What would either Abe or Gracie think if they understood all that was going on in Washington today?
In the next photo, one of my own granddaughters and her friend enjoy candy canes and conversation after performing in a “Nutcracker” put on by their ballet school.
Then we have a book “sculpture” put together to measure donations to the library fund for its ambitious addition. The pile of books increases as the donations increase. I took a close-up of a giant replica of a local author’s bestseller.
Two snow pictures are next, followed by one of a squirrel I saw yesterday posing on a lion sculpture.
The decorated windows are at the Umbrella Arts Center, where I went to see a musical version of Tuck Everlasting before Christmas. The building was once a school. A magnificent makeover was completed just this year and includes a state-of-the-art theater, artist studios, rooms for pottery and classes of all kinds, and a new maker space.

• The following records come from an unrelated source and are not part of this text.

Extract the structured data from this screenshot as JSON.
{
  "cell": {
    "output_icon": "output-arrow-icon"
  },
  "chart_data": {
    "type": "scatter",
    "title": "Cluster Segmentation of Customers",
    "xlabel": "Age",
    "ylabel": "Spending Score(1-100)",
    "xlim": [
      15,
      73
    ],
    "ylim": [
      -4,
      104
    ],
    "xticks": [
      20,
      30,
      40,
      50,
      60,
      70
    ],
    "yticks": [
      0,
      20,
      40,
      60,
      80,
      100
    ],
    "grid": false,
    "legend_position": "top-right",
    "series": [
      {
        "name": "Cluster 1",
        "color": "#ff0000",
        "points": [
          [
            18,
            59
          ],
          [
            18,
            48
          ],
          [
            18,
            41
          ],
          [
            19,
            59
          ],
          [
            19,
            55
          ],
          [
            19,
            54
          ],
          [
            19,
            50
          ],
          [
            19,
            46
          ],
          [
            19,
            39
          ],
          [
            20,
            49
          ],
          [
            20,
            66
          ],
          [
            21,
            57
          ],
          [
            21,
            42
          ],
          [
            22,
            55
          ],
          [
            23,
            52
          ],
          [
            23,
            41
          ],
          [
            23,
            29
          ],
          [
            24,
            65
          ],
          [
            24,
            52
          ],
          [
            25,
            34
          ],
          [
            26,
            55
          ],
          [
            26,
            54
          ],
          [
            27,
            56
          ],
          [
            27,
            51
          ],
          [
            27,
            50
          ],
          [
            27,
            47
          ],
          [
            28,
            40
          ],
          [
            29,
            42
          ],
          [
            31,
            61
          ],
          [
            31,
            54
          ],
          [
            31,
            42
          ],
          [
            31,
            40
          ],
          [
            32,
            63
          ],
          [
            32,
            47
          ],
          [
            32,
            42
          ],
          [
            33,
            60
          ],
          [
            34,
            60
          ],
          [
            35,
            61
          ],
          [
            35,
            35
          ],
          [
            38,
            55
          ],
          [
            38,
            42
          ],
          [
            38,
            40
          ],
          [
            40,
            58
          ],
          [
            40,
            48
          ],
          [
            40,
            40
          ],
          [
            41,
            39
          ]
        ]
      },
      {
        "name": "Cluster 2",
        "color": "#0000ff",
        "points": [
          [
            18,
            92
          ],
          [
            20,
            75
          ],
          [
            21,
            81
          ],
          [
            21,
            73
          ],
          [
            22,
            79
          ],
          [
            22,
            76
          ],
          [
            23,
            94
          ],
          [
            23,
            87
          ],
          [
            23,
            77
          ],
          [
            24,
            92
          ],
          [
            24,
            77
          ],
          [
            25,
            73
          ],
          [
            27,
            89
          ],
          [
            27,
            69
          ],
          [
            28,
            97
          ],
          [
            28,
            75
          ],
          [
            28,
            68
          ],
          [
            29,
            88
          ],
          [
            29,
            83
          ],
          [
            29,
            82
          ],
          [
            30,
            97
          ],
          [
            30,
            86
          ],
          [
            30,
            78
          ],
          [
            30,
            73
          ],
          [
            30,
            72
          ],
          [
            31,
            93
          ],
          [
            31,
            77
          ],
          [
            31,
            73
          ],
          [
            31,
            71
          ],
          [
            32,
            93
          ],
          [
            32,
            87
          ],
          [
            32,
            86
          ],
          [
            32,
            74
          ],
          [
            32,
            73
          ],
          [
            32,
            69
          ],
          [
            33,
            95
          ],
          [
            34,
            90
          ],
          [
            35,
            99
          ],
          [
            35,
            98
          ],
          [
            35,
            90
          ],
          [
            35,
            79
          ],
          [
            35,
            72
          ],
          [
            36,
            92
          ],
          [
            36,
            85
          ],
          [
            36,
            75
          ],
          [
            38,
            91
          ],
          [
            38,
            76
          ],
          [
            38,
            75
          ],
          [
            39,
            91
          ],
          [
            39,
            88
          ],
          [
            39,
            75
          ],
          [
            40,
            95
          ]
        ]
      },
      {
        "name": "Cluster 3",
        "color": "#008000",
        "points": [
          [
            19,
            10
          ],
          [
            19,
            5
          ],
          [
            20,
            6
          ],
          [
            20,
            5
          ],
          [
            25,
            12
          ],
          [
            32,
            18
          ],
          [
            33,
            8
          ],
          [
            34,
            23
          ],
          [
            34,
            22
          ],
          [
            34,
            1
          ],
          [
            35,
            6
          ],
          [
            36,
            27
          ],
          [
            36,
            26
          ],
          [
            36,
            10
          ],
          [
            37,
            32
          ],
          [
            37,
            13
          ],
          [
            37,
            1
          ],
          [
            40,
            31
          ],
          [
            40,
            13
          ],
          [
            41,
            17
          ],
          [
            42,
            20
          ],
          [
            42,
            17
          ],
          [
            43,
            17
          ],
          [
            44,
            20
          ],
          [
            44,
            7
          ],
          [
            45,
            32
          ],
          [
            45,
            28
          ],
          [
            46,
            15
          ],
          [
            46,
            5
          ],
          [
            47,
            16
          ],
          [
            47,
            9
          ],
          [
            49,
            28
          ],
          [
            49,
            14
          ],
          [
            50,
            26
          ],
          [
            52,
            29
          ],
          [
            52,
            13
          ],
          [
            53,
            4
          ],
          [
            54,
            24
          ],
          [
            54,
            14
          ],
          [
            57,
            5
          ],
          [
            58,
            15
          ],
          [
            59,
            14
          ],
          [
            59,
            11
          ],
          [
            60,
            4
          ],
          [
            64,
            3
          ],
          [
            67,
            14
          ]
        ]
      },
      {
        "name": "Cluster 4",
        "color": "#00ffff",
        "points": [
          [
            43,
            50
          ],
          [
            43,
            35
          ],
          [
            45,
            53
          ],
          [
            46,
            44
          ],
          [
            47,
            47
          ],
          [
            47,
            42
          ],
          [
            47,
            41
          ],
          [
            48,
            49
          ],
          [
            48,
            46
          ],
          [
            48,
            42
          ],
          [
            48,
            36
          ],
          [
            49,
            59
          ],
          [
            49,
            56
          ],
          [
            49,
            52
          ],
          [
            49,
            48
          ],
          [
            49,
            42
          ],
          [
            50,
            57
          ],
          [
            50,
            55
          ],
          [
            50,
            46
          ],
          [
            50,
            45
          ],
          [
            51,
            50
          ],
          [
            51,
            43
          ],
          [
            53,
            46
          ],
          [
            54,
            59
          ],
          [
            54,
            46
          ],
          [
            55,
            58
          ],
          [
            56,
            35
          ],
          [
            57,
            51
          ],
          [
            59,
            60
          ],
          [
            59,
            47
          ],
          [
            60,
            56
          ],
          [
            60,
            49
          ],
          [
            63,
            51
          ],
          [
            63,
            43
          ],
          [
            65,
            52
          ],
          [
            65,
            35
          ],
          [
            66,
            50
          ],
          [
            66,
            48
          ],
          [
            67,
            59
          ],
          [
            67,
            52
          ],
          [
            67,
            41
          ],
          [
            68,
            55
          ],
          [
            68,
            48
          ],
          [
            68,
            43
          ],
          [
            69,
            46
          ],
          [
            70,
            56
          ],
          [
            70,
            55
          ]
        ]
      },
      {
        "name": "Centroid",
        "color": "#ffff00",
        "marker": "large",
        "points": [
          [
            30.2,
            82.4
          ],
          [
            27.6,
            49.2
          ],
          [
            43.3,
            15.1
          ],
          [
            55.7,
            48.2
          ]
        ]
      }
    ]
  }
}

Next we move on to New York, where I spent two nights after Christmas. At the top of this post is one of the many delightful Central Park playgrounds with wild animals to climb on. Alice in Wonderland mosaics are in the subway at 50th Street, and giant toy soldiers grace midtown for the holidays.

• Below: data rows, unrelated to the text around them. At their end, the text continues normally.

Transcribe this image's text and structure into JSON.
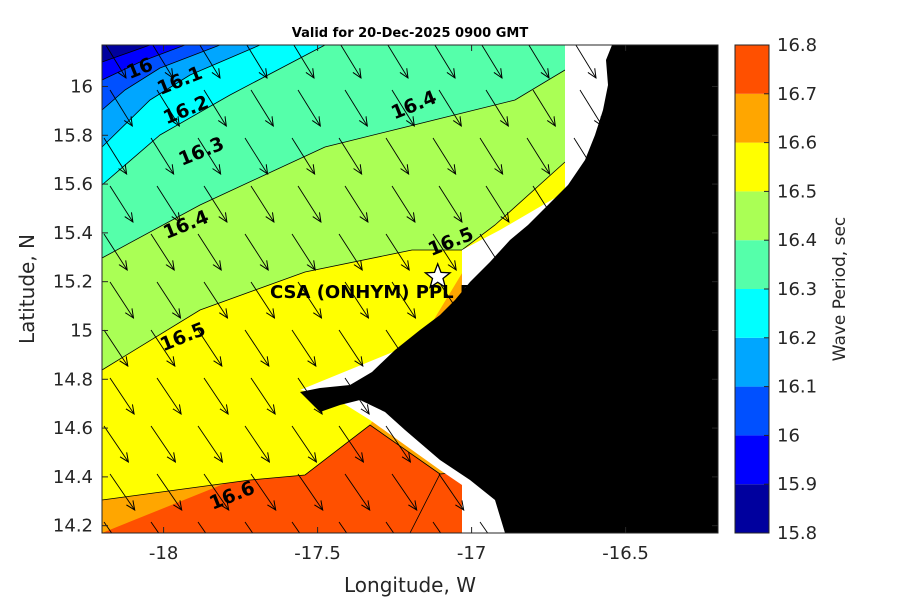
{
  "chart_data": {
    "type": "contour",
    "title": "Valid for 20-Dec-2025 0900 GMT",
    "xlabel": "Longitude, W",
    "ylabel": "Latitude, N",
    "xlim": [
      -18.2,
      -16.2
    ],
    "ylim": [
      14.17,
      16.17
    ],
    "xticks": [
      -18,
      -17.5,
      -17,
      -16.5
    ],
    "xtick_labels": [
      "-18",
      "-17.5",
      "-17",
      "-16.5"
    ],
    "yticks": [
      14.2,
      14.4,
      14.6,
      14.8,
      15,
      15.2,
      15.4,
      15.6,
      15.8,
      16
    ],
    "ytick_labels": [
      "14.2",
      "14.4",
      "14.6",
      "14.8",
      "15",
      "15.2",
      "15.4",
      "15.6",
      "15.8",
      "16"
    ],
    "colorbar": {
      "label": "Wave Period, sec",
      "levels": [
        15.8,
        15.9,
        16.0,
        16.1,
        16.2,
        16.3,
        16.4,
        16.5,
        16.6,
        16.7,
        16.8
      ],
      "tick_labels": [
        "15.8",
        "15.9",
        "16",
        "16.1",
        "16.2",
        "16.3",
        "16.4",
        "16.5",
        "16.6",
        "16.7",
        "16.8"
      ],
      "colors": [
        "#00009e",
        "#0000ff",
        "#0050ff",
        "#00a6ff",
        "#00ffff",
        "#55ffaa",
        "#aaff55",
        "#ffff00",
        "#ffa600",
        "#ff5000"
      ]
    },
    "contour_labels": [
      {
        "text": "16",
        "lon": -18.07,
        "lat": 16.05
      },
      {
        "text": "16.1",
        "lon": -17.94,
        "lat": 16.0
      },
      {
        "text": "16.2",
        "lon": -17.92,
        "lat": 15.88
      },
      {
        "text": "16.3",
        "lon": -17.87,
        "lat": 15.71
      },
      {
        "text": "16.4",
        "lon": -17.18,
        "lat": 15.9
      },
      {
        "text": "16.4",
        "lon": -17.92,
        "lat": 15.41
      },
      {
        "text": "16.5",
        "lon": -17.06,
        "lat": 15.34
      },
      {
        "text": "16.5",
        "lon": -17.93,
        "lat": 14.95
      },
      {
        "text": "16.6",
        "lon": -17.77,
        "lat": 14.3
      }
    ],
    "station": {
      "name": "CSA (ONHYM) PPL EP",
      "lon": -17.11,
      "lat": 15.22
    },
    "arrows": "wave direction vectors (NW to SE) over the ocean"
  }
}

At the Museum of Modern Art (MoMA), beautifully redesigned, I saw this Horace Pippin painting of Lincoln pardoning a sentry condemned for falling asleep on the job. I had received a text the day before from my daughter-in-law saying that she had just been learning about Pippin from my six-year-old granddaughter, thanks to A Splash of Red, a wonderful children’s book. So I texted the painting to them.
There follows one of Edward Hopper’s most famous lonely paintings — this one of a gas station in the middle of nowhere — and Edward Weston‘s “Hot Coffee, Mojave Desert, 1937.” Also from MoMA, a delightful cat by Morris Hirshfield (thanks, Paul, for identifying the artist).
The next day, I visited the Neue Galerie, which I adored. That museum, housed in a beautiful mansion, focuses on early 20th century German and Austrian art and design. I saw Gustav Klimt’s “Adele Bloch-Bauer” in gold and silver, lovely works by Egon Schiele, and a special exhibit of works by the tragic Ernst Ludwig Kirchner.
Unfortunately, they don’t let you take pictures there, so I shot brochures!